A second degree strain is damage to a more extensive number of muscle fibres and is classified as a moderate injury. Because there is a greater amount of tissue damage, a second degree strain will have significant impact on the functional ability of the leg. A patient may have swelling, localised bruising, muscle spasm, tenderness over the injury site, reduced or limited range of motion, and weakness in the muscle. Over the next few days the bruising may track down the front and middle of the leg because of the effect of gravity.

A grade three strain is a complete rupture of the muscle either within the muscle belly or at the musculotendinous junction (where the muscle and tendon connect). There is an immediate burning or stabbing pain and the patient is unable to walk without pain. The muscle is completely torn and there may be a large lump of muscle tissue above a depression where the tear is. There is normally extensive bruising that appears shortly after injury and may be down the whole of the leg.

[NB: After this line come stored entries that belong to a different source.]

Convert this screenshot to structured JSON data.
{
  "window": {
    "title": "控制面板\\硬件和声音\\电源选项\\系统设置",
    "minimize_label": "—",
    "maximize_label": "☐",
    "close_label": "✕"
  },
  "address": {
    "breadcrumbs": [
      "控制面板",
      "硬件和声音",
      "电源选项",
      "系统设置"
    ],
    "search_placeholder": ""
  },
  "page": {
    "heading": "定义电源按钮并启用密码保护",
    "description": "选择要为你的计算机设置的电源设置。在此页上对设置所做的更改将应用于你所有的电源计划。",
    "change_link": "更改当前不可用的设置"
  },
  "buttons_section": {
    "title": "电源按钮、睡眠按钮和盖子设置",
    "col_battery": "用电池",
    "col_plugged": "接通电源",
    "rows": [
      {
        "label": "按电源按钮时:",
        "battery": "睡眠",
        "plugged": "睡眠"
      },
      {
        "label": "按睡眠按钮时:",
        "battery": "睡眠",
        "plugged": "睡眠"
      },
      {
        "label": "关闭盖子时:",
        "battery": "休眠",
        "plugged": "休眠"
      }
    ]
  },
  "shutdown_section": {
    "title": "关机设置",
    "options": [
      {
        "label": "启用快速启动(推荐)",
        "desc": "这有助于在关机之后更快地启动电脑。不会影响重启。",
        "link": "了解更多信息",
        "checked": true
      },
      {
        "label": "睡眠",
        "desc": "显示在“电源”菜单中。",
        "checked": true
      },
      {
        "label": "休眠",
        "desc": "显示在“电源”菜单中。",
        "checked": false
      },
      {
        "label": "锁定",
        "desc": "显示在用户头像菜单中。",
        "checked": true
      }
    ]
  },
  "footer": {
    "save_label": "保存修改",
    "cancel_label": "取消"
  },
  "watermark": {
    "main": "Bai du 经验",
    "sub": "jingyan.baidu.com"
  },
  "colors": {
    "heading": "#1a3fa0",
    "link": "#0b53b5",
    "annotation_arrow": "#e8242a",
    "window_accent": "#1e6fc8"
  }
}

Quadriceps Contusion (bruising)
Because of where they are, the quadriceps can be subject to direct blows during sporting activities or in accidents. A deep quadriceps contusion can severely impact a patient’s ability to effectively use their leg.

Following a direct blow to the muscle belly, blood vessels can be broken and there will be bleeding (haematoma) into the injured area. Occasionally, instead of laying down the right cells to repair the soft tissue, the body lays down bone cells. A patient will develop calcific growth deep in the muscle tissue known as  myositis ossificans. A myositis ossificans can cause significant pain and disability for any patient and prove devastating to an athletic career.

Femoral Stress Fracture
A stress fracture is a crack in your bone caused by overloading it. Most femoral stress fractures occur at the femoral neck. The femoral neck is under the femoral head (ball) and links it to the long shaft of the femur.

Stress fractures can be caused by a sudden increase in training (mileage, intensity, frequency), or by a change in terrain whilst running (road to track for instance). Biomechanical imbalance within the body and nutritional deficiencies can also be causative factors.

The most common and noticeable symptom of the femoral stress fracture is a deep thigh or groin pain particularly during activity.